Arkamı dönüp tekrar Burak'ın yanına oturdugumda, derin nefesler aldım. Başımı olumsuz anlamda sallarken, aslında şuanda ona yapmak istedigim her şeyi beynimden silmeye çalışmak ile meşguldüm. "Eskiden olsa seni bu yalanın yüzünden biraz uyarıcı bir şekilde okşaya bilirdim. Ama artık öyle şeyler ile uğraşmıyorum. Sonuçta 3 bebek annesiyim ve bu davranışım bir anneye yakışmaz."

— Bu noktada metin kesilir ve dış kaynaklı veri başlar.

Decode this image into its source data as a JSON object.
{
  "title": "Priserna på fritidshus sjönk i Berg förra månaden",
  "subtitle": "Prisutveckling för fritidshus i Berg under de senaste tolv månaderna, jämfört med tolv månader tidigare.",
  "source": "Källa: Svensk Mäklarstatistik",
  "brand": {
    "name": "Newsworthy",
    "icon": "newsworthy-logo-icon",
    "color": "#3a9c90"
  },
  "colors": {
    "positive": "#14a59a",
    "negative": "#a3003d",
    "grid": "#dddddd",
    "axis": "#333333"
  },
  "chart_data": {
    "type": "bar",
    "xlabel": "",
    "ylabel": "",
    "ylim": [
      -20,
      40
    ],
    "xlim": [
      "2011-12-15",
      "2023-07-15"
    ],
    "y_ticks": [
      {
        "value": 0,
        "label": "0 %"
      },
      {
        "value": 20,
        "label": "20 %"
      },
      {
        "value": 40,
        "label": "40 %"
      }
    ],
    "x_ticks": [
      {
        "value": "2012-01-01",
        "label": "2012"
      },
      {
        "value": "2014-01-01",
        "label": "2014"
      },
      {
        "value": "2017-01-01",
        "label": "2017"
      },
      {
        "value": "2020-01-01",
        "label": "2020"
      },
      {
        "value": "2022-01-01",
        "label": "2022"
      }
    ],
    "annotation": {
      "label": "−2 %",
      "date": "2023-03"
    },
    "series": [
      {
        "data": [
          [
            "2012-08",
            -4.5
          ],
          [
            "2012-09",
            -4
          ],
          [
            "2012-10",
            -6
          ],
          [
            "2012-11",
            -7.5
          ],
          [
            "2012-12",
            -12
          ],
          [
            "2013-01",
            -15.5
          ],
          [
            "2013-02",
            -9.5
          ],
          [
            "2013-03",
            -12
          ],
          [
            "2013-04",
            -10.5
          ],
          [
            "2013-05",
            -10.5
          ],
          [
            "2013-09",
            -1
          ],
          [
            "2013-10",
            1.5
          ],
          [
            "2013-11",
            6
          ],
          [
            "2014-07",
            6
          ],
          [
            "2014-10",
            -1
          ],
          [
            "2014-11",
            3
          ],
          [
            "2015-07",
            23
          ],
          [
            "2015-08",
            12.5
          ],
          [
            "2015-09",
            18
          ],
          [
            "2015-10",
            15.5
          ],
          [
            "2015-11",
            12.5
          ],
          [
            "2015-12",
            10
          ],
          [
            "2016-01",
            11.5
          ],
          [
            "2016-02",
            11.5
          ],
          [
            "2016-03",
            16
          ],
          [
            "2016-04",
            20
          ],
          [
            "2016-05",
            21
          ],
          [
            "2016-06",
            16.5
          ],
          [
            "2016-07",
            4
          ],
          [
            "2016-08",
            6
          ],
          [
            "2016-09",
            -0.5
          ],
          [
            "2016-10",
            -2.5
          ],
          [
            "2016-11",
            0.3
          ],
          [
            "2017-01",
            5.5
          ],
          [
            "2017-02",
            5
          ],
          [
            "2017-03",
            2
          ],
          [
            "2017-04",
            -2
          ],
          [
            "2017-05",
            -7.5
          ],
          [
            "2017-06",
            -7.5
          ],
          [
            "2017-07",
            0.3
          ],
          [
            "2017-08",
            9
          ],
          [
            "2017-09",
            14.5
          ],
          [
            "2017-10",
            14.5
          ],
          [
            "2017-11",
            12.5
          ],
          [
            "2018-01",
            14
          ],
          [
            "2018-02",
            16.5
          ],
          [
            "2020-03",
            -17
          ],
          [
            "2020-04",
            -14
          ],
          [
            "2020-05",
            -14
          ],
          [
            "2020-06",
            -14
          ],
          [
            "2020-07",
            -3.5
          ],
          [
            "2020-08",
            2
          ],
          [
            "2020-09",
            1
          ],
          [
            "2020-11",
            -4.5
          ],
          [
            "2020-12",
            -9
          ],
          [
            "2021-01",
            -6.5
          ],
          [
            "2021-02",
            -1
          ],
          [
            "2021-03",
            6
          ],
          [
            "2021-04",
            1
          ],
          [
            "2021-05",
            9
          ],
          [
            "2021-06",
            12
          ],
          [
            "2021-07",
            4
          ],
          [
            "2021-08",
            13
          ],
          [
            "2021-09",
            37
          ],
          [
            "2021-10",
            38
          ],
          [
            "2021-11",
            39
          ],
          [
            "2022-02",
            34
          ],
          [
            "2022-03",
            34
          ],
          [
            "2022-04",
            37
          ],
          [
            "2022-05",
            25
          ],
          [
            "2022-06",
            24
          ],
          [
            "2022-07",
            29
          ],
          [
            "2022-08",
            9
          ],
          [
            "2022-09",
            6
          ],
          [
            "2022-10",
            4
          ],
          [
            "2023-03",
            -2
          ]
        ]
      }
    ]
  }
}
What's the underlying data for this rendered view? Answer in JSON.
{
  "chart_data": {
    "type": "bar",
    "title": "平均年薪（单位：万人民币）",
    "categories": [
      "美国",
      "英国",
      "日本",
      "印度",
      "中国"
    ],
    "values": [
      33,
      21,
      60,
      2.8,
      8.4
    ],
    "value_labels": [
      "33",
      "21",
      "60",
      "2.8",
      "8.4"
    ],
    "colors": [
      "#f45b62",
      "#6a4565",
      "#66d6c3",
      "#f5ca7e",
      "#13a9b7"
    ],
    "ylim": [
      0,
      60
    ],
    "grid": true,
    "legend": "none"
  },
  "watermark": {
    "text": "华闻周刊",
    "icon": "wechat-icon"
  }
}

Banu hala şaşkın bir şekilde bana bakmaya devam ederken "Vay be," dedi bakışları hayranlığa kaymaya başladığında. "Annelik seni gerçekten çok değiştirmiş." demesi ile, biraz ileride oturan Yakut "Evet canım. Annelik insanı iyi yönde değiştirir. Ama bence sen o işlerden uzak dur derim. Sonuçta senin gibi birinin anne olması demek, o çocuğa çok yazık olacak demek." dedi. Yakut'un söyledikleri ile Banu'nun yüz şekli bir anda değişmeye başladığında, Banu ile olan ilk konuşmamız beynimin en kuytu köşelerinden dışarı dogru çıkmaya başladı. O zamanda annelik konusu açıldığında, şuanda yüzünde ama en çokta gözlerinin içine işleyen o acıyı görmüştüm.